Athol Fugard's "Master Harold" . . . and the Boys has traditionally been read as an allegory of racial inequities in South Africa. So have virtually all of Fugard's plays, whether they've been as overt as Statement After an Arrest Under the Immorality Act or as covert as Hello and Goodbye. The situation in Africa may not have altered much since 1982, when Master Harold was written, but nowadays we are far more aware of apartheid and its evils. This may be the reason that director Kelly Loudon has chosen in Argyle Gargoyle's production to emphasize the relations between the characters. This Master Harold seems less a story of social tensions than of a boy's painful initiation into manhood.
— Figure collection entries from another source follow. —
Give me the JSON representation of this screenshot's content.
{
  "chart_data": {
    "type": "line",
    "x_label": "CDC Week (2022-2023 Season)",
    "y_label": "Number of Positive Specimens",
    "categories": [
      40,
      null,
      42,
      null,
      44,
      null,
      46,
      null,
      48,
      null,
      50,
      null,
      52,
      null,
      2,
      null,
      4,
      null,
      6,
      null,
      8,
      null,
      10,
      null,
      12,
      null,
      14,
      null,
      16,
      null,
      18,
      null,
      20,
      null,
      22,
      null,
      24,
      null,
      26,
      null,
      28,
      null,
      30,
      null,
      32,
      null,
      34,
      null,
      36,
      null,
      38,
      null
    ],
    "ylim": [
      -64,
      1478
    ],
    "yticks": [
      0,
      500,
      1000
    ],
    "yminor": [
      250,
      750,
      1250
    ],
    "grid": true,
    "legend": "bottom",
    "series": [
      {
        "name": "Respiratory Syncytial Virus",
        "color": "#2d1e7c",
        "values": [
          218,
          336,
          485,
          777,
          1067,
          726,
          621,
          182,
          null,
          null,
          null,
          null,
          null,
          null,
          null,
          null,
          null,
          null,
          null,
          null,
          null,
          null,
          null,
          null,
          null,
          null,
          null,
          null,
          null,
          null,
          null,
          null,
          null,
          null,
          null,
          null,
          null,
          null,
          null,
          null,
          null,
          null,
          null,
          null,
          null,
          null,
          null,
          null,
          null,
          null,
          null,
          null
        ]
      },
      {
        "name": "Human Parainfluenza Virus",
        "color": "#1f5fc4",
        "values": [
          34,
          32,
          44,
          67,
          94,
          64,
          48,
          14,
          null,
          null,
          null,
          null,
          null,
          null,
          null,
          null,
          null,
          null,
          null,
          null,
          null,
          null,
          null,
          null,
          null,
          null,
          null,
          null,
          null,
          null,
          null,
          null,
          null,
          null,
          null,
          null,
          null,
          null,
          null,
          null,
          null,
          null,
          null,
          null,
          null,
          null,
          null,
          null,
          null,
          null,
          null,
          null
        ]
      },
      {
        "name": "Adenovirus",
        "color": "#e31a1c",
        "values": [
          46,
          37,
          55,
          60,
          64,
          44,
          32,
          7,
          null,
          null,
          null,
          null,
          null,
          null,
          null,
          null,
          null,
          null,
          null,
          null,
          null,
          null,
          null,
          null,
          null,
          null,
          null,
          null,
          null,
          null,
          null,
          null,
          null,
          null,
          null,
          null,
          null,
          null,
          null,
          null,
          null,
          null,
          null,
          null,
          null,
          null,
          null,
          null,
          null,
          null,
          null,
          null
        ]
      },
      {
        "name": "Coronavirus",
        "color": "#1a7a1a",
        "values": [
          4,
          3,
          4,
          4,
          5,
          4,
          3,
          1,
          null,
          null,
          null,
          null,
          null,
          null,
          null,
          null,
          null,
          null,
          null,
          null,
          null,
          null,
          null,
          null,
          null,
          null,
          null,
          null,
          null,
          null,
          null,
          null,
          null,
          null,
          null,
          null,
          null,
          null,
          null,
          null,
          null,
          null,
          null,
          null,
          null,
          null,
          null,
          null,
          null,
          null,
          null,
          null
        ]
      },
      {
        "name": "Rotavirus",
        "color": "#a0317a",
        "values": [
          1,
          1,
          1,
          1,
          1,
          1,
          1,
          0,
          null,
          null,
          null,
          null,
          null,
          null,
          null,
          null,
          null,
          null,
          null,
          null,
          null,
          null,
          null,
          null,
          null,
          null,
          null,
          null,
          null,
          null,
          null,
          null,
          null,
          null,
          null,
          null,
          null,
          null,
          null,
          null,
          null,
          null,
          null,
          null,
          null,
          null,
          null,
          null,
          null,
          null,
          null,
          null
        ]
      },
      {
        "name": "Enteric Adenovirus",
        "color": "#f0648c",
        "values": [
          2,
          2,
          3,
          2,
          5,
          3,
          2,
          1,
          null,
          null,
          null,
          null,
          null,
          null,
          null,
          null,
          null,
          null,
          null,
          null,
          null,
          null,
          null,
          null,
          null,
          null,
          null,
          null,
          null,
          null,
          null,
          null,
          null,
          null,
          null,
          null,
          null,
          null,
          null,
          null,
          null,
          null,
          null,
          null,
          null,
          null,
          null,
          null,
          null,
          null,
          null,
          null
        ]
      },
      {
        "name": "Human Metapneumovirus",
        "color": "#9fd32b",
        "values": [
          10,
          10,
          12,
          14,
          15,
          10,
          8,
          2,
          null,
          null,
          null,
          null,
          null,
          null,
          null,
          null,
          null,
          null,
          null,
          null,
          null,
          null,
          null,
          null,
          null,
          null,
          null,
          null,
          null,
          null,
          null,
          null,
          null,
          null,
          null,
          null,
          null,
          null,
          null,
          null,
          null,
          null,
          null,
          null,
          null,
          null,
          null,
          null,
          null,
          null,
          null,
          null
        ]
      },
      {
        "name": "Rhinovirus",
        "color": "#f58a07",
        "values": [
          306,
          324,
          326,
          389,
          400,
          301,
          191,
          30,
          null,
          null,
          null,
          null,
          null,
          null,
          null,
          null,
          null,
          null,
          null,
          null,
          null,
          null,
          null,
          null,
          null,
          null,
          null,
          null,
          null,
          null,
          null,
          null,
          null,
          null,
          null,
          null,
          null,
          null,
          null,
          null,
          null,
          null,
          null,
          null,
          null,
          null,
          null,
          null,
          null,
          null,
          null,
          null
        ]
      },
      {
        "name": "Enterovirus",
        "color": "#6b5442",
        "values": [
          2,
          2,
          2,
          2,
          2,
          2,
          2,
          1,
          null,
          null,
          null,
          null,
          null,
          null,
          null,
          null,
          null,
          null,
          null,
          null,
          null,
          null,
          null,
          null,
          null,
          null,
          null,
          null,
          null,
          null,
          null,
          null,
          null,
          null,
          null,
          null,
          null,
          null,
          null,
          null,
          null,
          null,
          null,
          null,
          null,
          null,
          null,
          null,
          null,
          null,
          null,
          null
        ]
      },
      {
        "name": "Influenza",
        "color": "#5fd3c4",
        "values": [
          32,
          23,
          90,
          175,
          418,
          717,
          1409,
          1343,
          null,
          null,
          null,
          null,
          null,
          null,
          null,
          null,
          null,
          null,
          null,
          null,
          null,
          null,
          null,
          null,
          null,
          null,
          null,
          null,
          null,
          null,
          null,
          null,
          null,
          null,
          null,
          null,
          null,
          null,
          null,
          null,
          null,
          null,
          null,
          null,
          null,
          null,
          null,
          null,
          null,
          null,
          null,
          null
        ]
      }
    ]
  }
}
It was a wise choice. The same media inundation that made the Vietnam war everyday and thus easy to ignore has also inured us to the suffering in African nations--or in any nation, for that matter, including our own. Reducing these sweeping issues to a microcosm of two men and a child brings the point home more poignantly than any indignant editorial or agitprop slogan could. We all remember the shock of first learning that there were people with whom we could not go out and play. We know in our guts that anything is bad that forces a lonely child to sit by himself on a "for whites only" bench.

Argyle Gargoyle's production, recently moved from its south-side home at Daley College to the Edgewater Theatre on Bryn Mawr, is up to the challenge of this intense drama. Here from the original production are Sammy Oshin, playing Willie with a smile big enough to light the darkest continent, and Scott Sandoe, who manages to be perfectly convincing as the adolescent Hally though his program credits indicate that he is well beyond voting age. New to the cast, in the difficult role of Sam, is Arch Harmon. He is understandably somewhat less comfortable in his role than his two compatriots are in theirs, but delivers a solid, well-focused performance nonetheless.

Set designer Cheryl Whitmore has created a restaurant so real in its genteel squalor that one could walk in and order a soda--but maybe you'd better check the glass it's served in. The other design elements in this production reinforce the impression of decaying grandeur, of a place where nothing can grow but hope for a better future.